Belsen, nome emergente nella comunità hacker
Il gruppo Belsen ha rivendicato l’attacco, dichiarando che l’operazione, legata a quanto sembra alla vulnerabilità CVE-2022-40684, sfruttata per violare i firewall, mira a consolidare il proprio nome emergente nella comunità hacker. I dati sono stati raccolti almeno dall’ottobre 2022, ma sono stati resi pubblici solo nel gennaio 2025. Aumentando così il rischio di utilizzo per attacchi mirati.
Firewall vulnerabili, per Cynet il nostro Paese è tra i più esposti
L’analisi dei dati sottratti ha identificato 333 aziende italiane tra le vittime della compromissione. Questo colloca l’Italia tra i Paesi più colpiti dopo Messico (1.603 aziende), Stati Uniti (679) e Spagna (449). Il report evidenzia una situazione particolarmente preoccupante:
il 54% dei firewall colpiti è ancora online e accessibile, esponendoli a nuovi attacchi.
Il 32% dei firewall vulnerabili ha la console di gestione accessibile via Internet, rendendoli un facile bersaglio per i cybercriminali.
Tra i dispositivi più colpiti i firewall FortiGate 40F e 60F, molto diffusi nelle aziende. Coinvolti anche i gateway WLAN, spesso utilizzati per gestire reti Wi-Fi aziendali.
Bisogna cambiare approccio perché la sicurezza statica non basta più
Questo attacco conferma che le aziende non possono più affidarsi a una sicurezza statica.
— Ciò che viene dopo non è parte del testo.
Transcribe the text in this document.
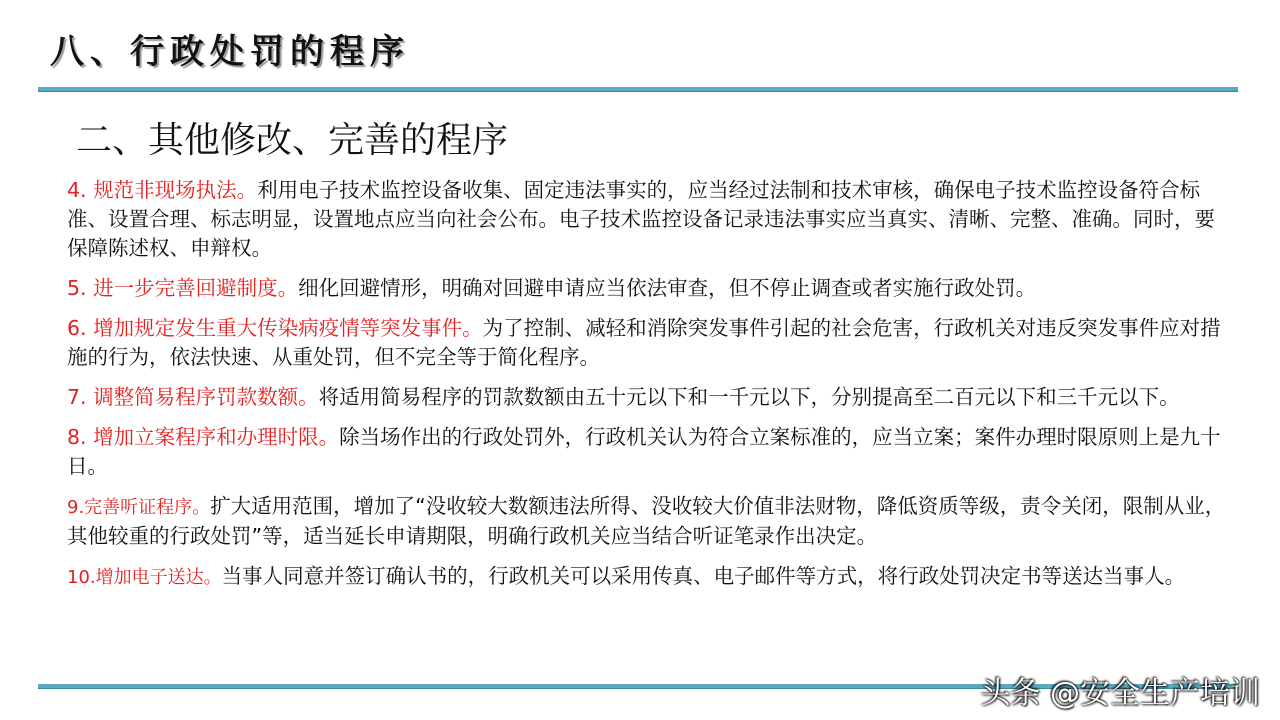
八、行政处罚的程序
二、其他修改、完善的程序
4. 规范非现场执法。利用电子技术监控设备收集、固定违法事实的，应当经过法制和技术审核，确保电子技术监控设备符合标准、设置合理、标志明显，设置地点应当向社会公布。电子技术监控设备记录违法事实应当真实、清晰、完整、准确。同时，要保障陈述权、申辩权。
5. 进一步完善回避制度。细化回避情形，明确对回避申请应当依法审查，但不停止调查或者实施行政处罚。
6. 增加规定发生重大传染病疫情等突发事件。为了控制、减轻和消除突发事件引起的社会危害，行政机关对违反突发事件应对措施的行为，依法快速、从重处罚，但不完全等于简化程序。
7. 调整简易程序罚款数额。将适用简易程序的罚款数额由五十元以下和一千元以下，分别提高至二百元以下和三千元以下。
8. 增加立案程序和办理时限。除当场作出的行政处罚外，行政机关认为符合立案标准的，应当立案；案件办理时限原则上是九十日。
9.完善听证程序。扩大适用范围，增加了“没收较大数额违法所得、没收较大价值非法财物，降低资质等级，责令关闭，限制从业，其他较重的行政处罚”等，适当延长申请期限，明确行政机关应当结合听证笔录作出决定。
10.增加电子送达。当事人同意并签订确认书的，行政机关可以采用传真、电子邮件等方式，将行政处罚决定书等送达当事人。
头条 @安全生产培训
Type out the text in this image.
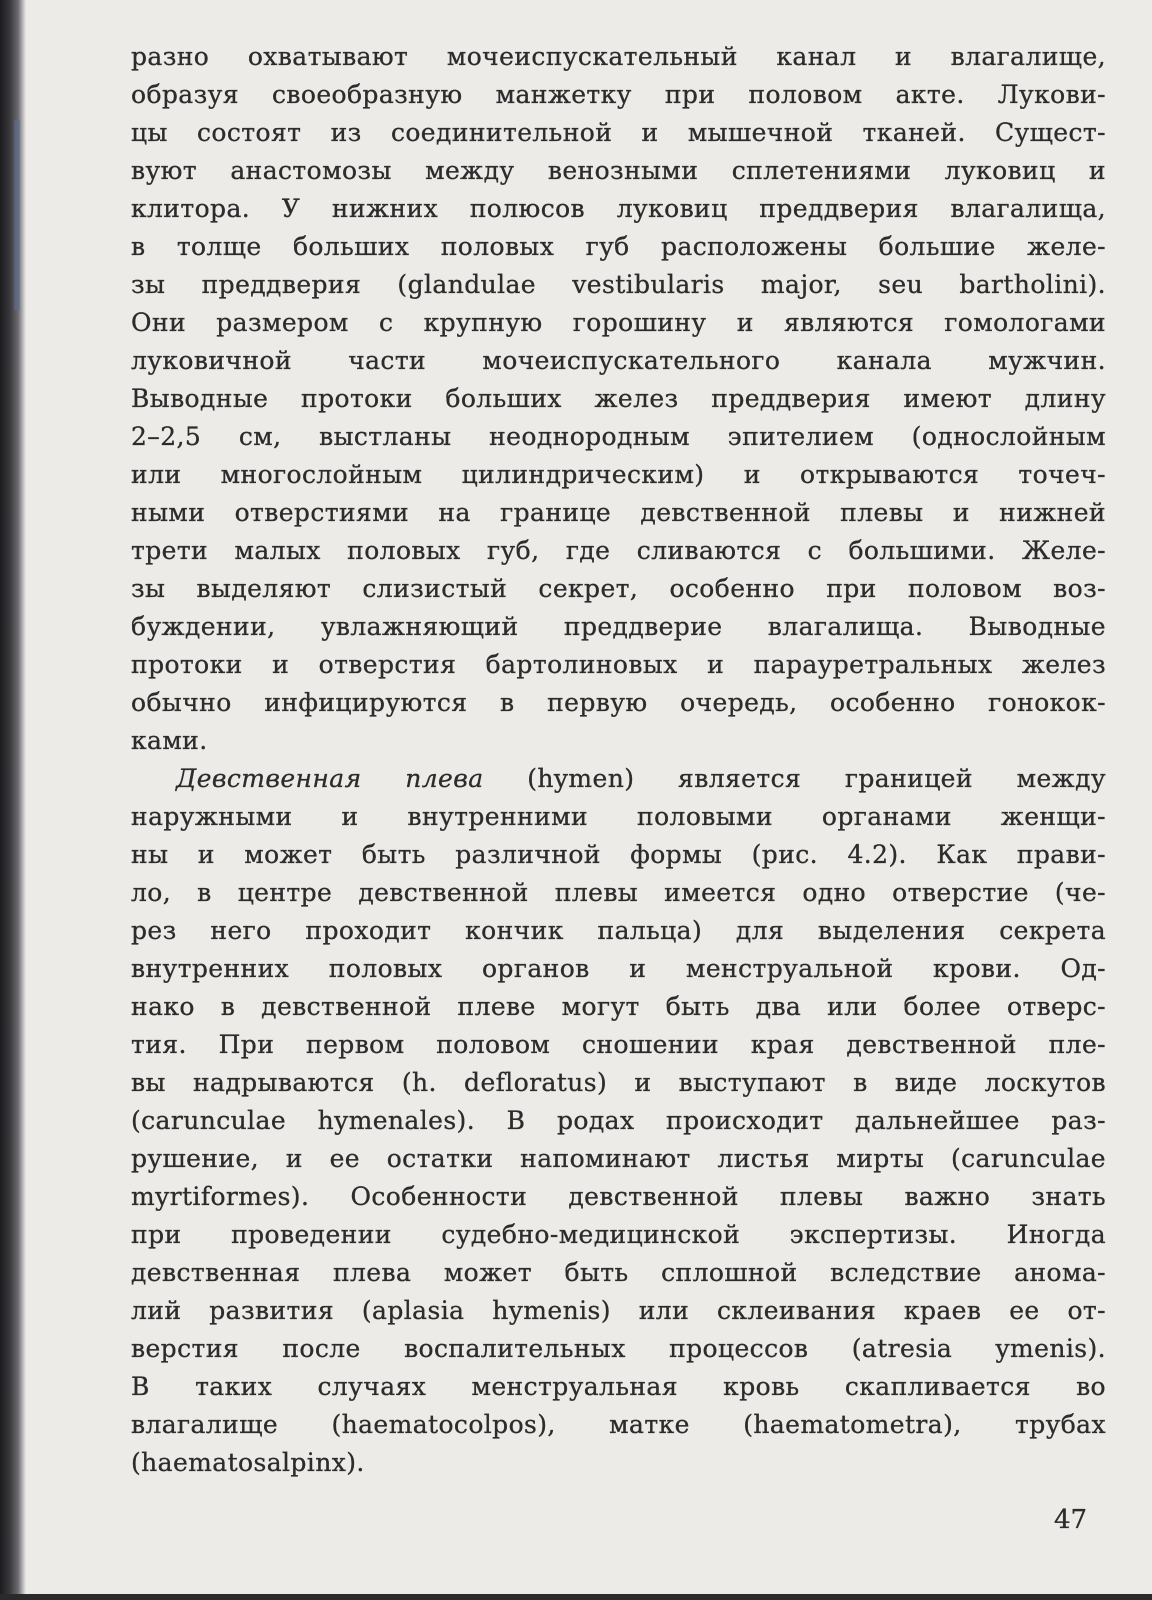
разно охватывают мочеиспускательный канал и влагалище,
образуя своеобразную манжетку при половом акте. Лукови-
цы состоят из соединительной и мышечной тканей. Сущест-
вуют анастомозы между венозными сплетениями луковиц и
клитора. У нижних полюсов луковиц преддверия влагалища,
в толще больших половых губ расположены большие желе-
зы преддверия (glandulae vestibularis major, seu bartholini).
Они размером с крупную горошину и являются гомологами
луковичной части мочеиспускательного канала мужчин.
Выводные протоки больших желез преддверия имеют длину
2–2,5 см, выстланы неоднородным эпителием (однослойным
или многослойным цилиндрическим) и открываются точеч-
ными отверстиями на границе девственной плевы и нижней
трети малых половых губ, где сливаются с большими. Желе-
зы выделяют слизистый секрет, особенно при половом воз-
буждении, увлажняющий преддверие влагалища. Выводные
протоки и отверстия бартолиновых и парауретральных желез
обычно инфицируются в первую очередь, особенно гонокок-
ками.

Девственная плева (hymen) является границей между
наружными и внутренними половыми органами женщи-
ны и может быть различной формы (рис. 4.2). Как прави-
ло, в центре девственной плевы имеется одно отверстие (че-
рез него проходит кончик пальца) для выделения секрета
внутренних половых органов и менструальной крови. Од-
нако в девственной плеве могут быть два или более отверс-
тия. При первом половом сношении края девственной пле-
вы надрываются (h. defloratus) и выступают в виде лоскутов
(carunculae hymenales). В родах происходит дальнейшее раз-
рушение, и ее остатки напоминают листья мирты (carunculae
myrtiformes). Особенности девственной плевы важно знать
при проведении судебно-медицинской экспертизы. Иногда
девственная плева может быть сплошной вследствие анома-
лий развития (aplasia hymenis) или склеивания краев ее от-
верстия после воспалительных процессов (atresia ymenis).
В таких случаях менструальная кровь скапливается во
влагалище (haematocolpos), матке (haematometra), трубах
(haematosalpinx).

47
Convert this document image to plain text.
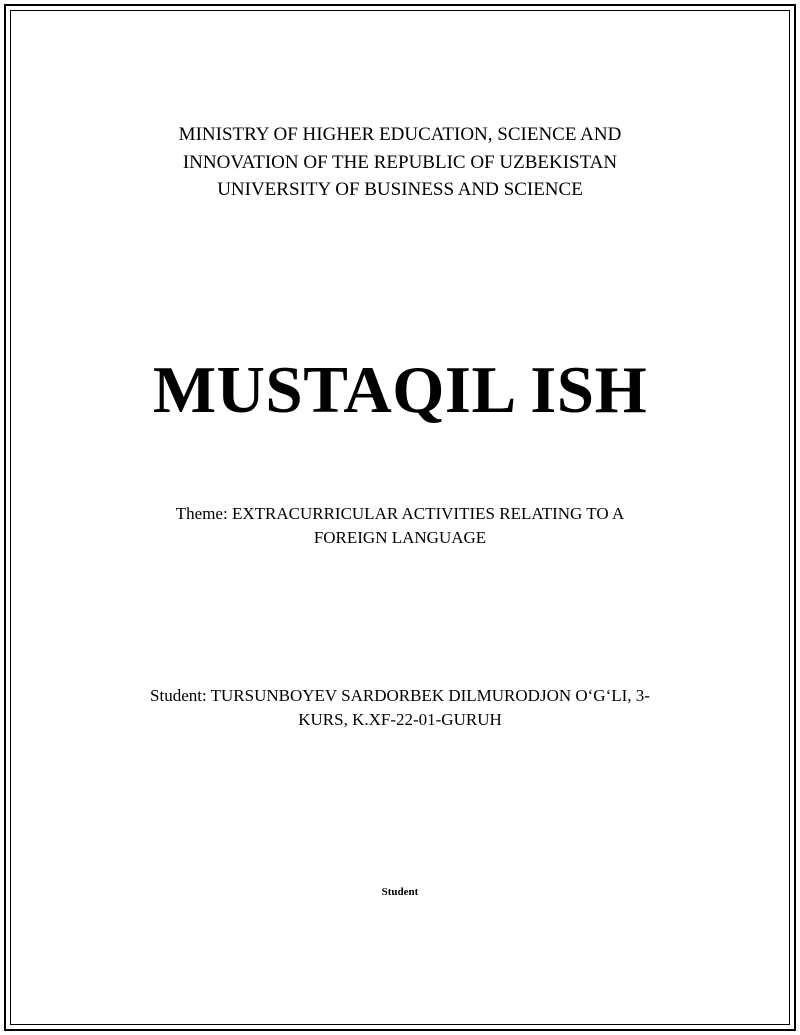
MINISTRY OF HIGHER EDUCATION, SCIENCE AND
INNOVATION OF THE REPUBLIC OF UZBEKISTAN
UNIVERSITY OF BUSINESS AND SCIENCE
MUSTAQIL ISH
Theme: EXTRACURRICULAR ACTIVITIES RELATING TO A
FOREIGN LANGUAGE
Student: TURSUNBOYEV SARDORBEK DILMURODJON O‘G‘LI, 3-
KURS, K.XF-22-01-GURUH
Student
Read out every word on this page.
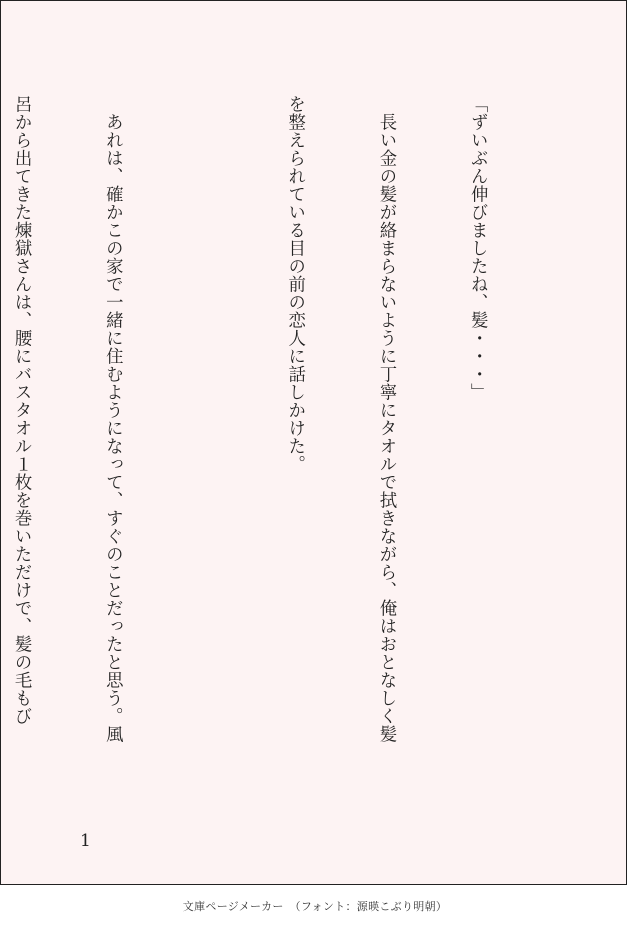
「ずいぶん伸びましたね、髪・・・」

　長い金の髪が絡まらないように丁寧にタオルで拭きながら、俺はおとなしく髪

を整えられている目の前の恋人に話しかけた。

　あれは、確かこの家で一緒に住むようになって、すぐのことだったと思う。風

呂から出てきた煉獄さんは、腰にバスタオル１枚を巻いただけで、髪の毛もび

1
文庫ページメーカー　（フォント：源暎こぶり明朝）
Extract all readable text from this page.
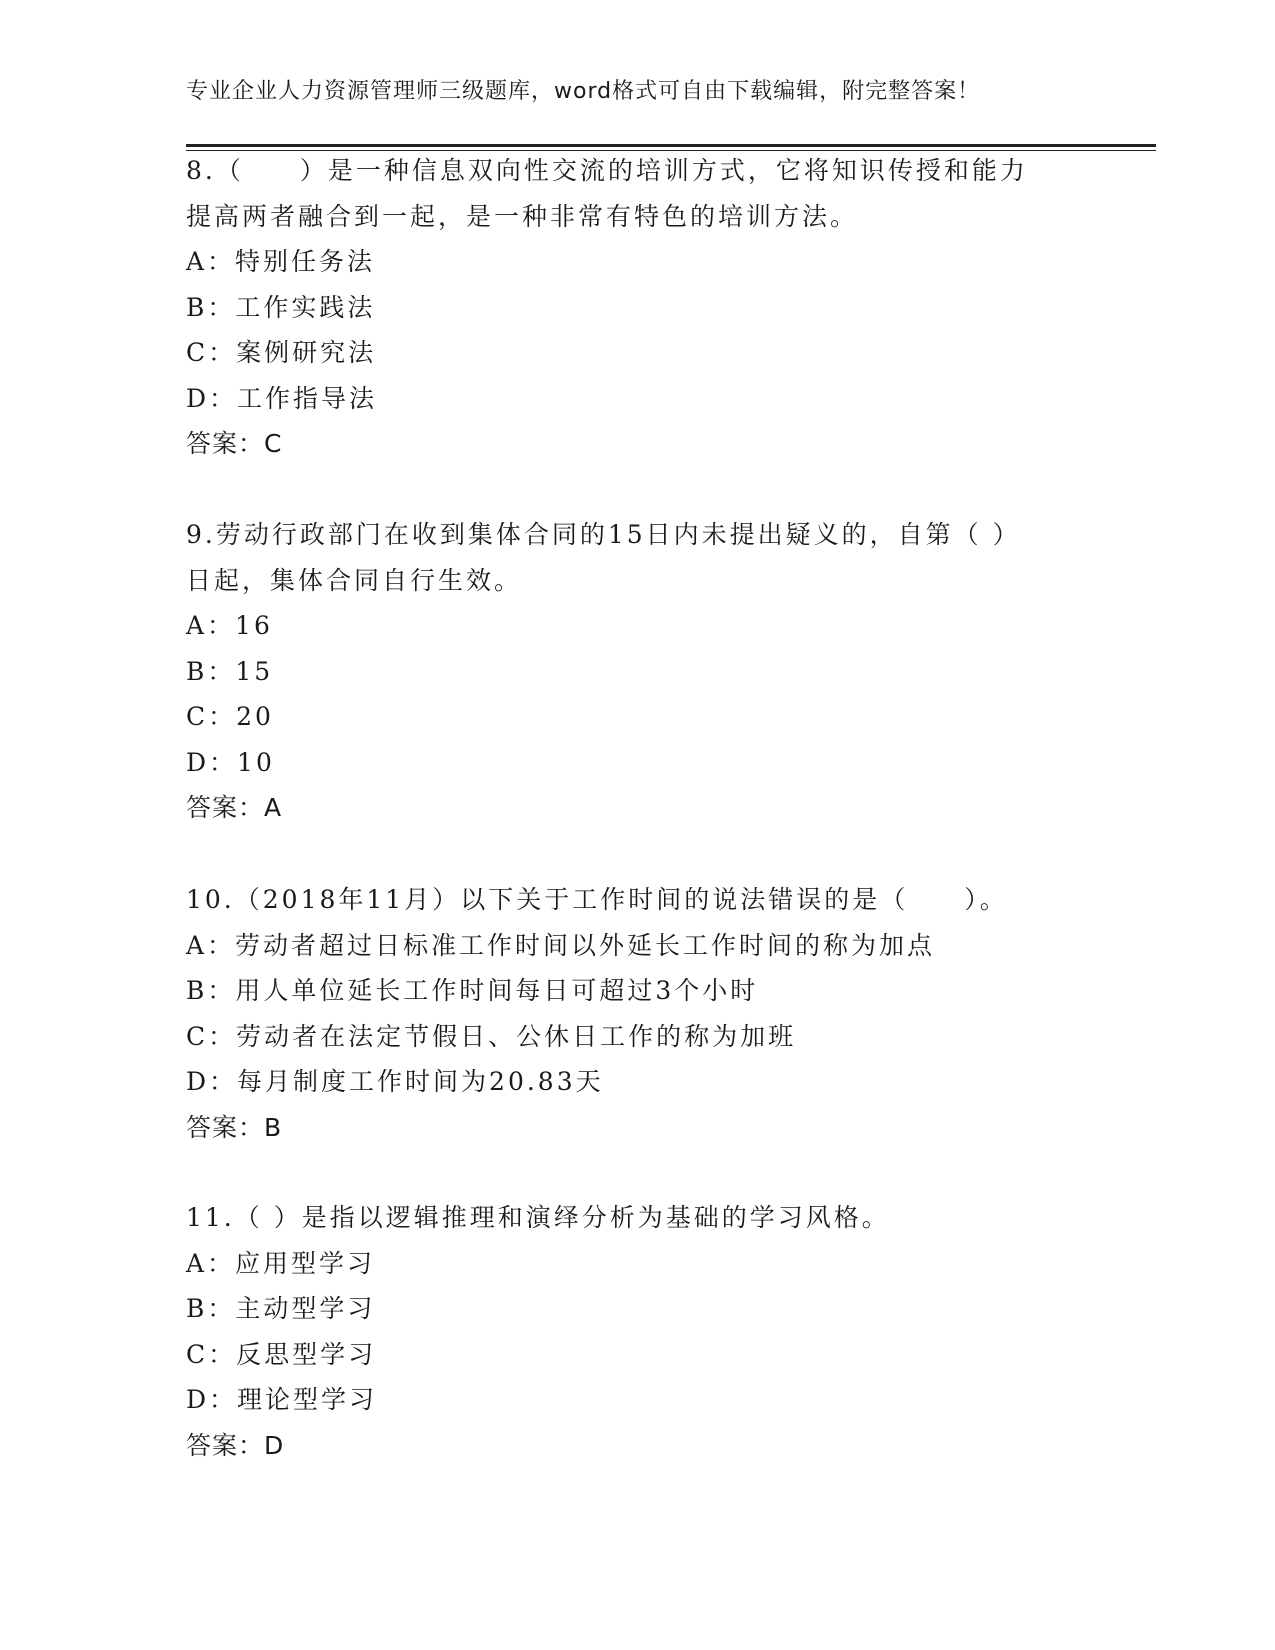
专业企业人力资源管理师三级题库，word格式可自由下载编辑，附完整答案！
8.（　　）是一种信息双向性交流的培训方式，它将知识传授和能力
提高两者融合到一起，是一种非常有特色的培训方法。
A：特别任务法
B：工作实践法
C：案例研究法
D：工作指导法
答案：C
9.劳动行政部门在收到集体合同的15日内未提出疑义的，自第（ ）
日起，集体合同自行生效。
A：16
B：15
C：20
D：10
答案：A
10.（2018年11月）以下关于工作时间的说法错误的是（　　）。
A：劳动者超过日标准工作时间以外延长工作时间的称为加点
B：用人单位延长工作时间每日可超过3个小时
C：劳动者在法定节假日、公休日工作的称为加班
D：每月制度工作时间为20.83天
答案：B
11.（ ）是指以逻辑推理和演绎分析为基础的学习风格。
A：应用型学习
B：主动型学习
C：反思型学习
D：理论型学习
答案：D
Gli esperti di Cynet sottolineano l’importanza di un approccio Assume Breach: non si tratta più di domandarsi se un attacco avverrà, ma quando. Perciò è necessario un sistema di difesa dinamico e costantemente aggiornato.
Cosa da fare da parte di chi ha subìto questa violazione
✔ Verificare e aggiornare le configurazioni di rete. Cambiare le credenziali compromesse è solo il primo passo. Occorre anche controllare che nel leak non siano state esposte altre informazioni sensibili, come certificati digitali o configurazioni errate della VPN.
✔ Attivare procedure di risposta agli incidenti (Incident Response). Se un firewall è stato compromesso, bisogna verificare se ci sono stati accessi non autorizzati e risolvere eventuali falle.
✔ Adottare sistemi di monitoraggio avanzati. Grazie alla sua esperienza nel settore, Cynet consiglia strumenti in grado di raccogliere e analizzare i dati di accesso ai firewall per identificare attività sospette e prevenire nuovi attacchi. Un’adeguata cybersecurity-intelligence è oggi essenziale per proteggere il proprio perimetro digitale.
Firewall vulnerabili perciò è necessario anticipare il rischio
Marco Lucchina, Country Manager di Cynet per Italia, Spagna e Portogallo Questi maxi-furti di credenziali non sono semplici violazioni di dati: rappresentano il carburante per attacchi sempre più sofisticati e automatizzati. L’Intelligenza Artificiale sta rivoluzionando il mondo della cybersecurity. Gli hacker sfruttano l’AI per rendere più efficaci tecniche di social engineering, generare exploit automatizzati in tempo reale e perfezionare la classificazione e il commercio dei dati rubati. Per questo, il paradigma della difesa deve cambiare: non si tratta più solo di proteggere i dati, ma di anticipare il rischio…
Non possiamo più limitarci ad analizzare le minacce dopo che si sono manifestate. Dobbiamo sfruttare l’intelligenza artificiale per incrociare i dati di threat intelligence con le vulnerabilità presenti nelle infrastrutture. Riuscendo così a prevedere e neutralizzare un attacco prima che avvenga. La Cyber Threat Intelligence è la chiave per un cambiamento di paradigma: raccogliere dati da ogni fonte possibile, analizzarli in tempo reale e trasformarli in azioni di difesa automatizzate. Solo così possiamo bilanciare il vantaggio che gli hacker hanno acquisito con l’uso dell’AI.